Dive Brief:
- New York University education historian Diane Ravitch questions who benefits when businesses get behind the Common Core in her latest column for Huffington Post.
- Ravitch, known for her disdain for corporate efforts to overhaul education, is responding to news that a coalition of businesses has pledged to donate $500,000 to promote the contentious state standards initiative.
- Ravitch argues that there is no evidence supporting the standards claims, which include the premise it will better prepare students for college success.

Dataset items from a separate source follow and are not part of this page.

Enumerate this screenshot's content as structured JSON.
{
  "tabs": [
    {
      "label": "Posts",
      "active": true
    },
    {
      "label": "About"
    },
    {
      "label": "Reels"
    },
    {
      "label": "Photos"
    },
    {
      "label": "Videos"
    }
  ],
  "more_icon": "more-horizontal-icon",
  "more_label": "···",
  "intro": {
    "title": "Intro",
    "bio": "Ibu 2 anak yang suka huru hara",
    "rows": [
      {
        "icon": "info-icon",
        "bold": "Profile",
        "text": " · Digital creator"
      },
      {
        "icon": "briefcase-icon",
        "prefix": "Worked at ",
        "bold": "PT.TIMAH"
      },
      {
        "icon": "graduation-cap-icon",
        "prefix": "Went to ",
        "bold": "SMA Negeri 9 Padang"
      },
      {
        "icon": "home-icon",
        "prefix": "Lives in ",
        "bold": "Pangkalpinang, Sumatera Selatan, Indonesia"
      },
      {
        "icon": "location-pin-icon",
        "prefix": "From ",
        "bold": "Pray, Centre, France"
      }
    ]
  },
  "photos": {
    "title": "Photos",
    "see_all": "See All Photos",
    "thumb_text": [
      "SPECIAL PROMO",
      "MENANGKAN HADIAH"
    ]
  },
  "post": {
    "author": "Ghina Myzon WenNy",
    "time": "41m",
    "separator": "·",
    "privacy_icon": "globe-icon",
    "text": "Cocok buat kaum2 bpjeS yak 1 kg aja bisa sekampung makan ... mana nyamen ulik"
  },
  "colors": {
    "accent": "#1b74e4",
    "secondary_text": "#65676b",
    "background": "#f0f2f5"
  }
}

As a result, she wonders why businesses would get behind a program with so little research or evidence.
Dive Insight:
Ravitch has noted time and again her belief that the U.S. is not in the midst of a school crisis but rather a poverty crisis.
As she questions why Common Core backers believe it will miraculously fix all schooling problems, she writes, "It is certainly appealing to fiscal conservatives to believe that higher standards can somehow magically solve the problems of huge economic and social inequality. CCSS, they imagine, can compensate for the fact that nearly one-quarter of our children live in poverty."
Ravitch is also quick to point out that it's not just businesses behind the new $500,000 pledge. Organizations including The Bill & Melinda Gates Foundation, the Helmsley Foundation, Michelle Rhee's StudentsFirst, and the Gates-funded Educators for Excellence are all supporting the pledge as well.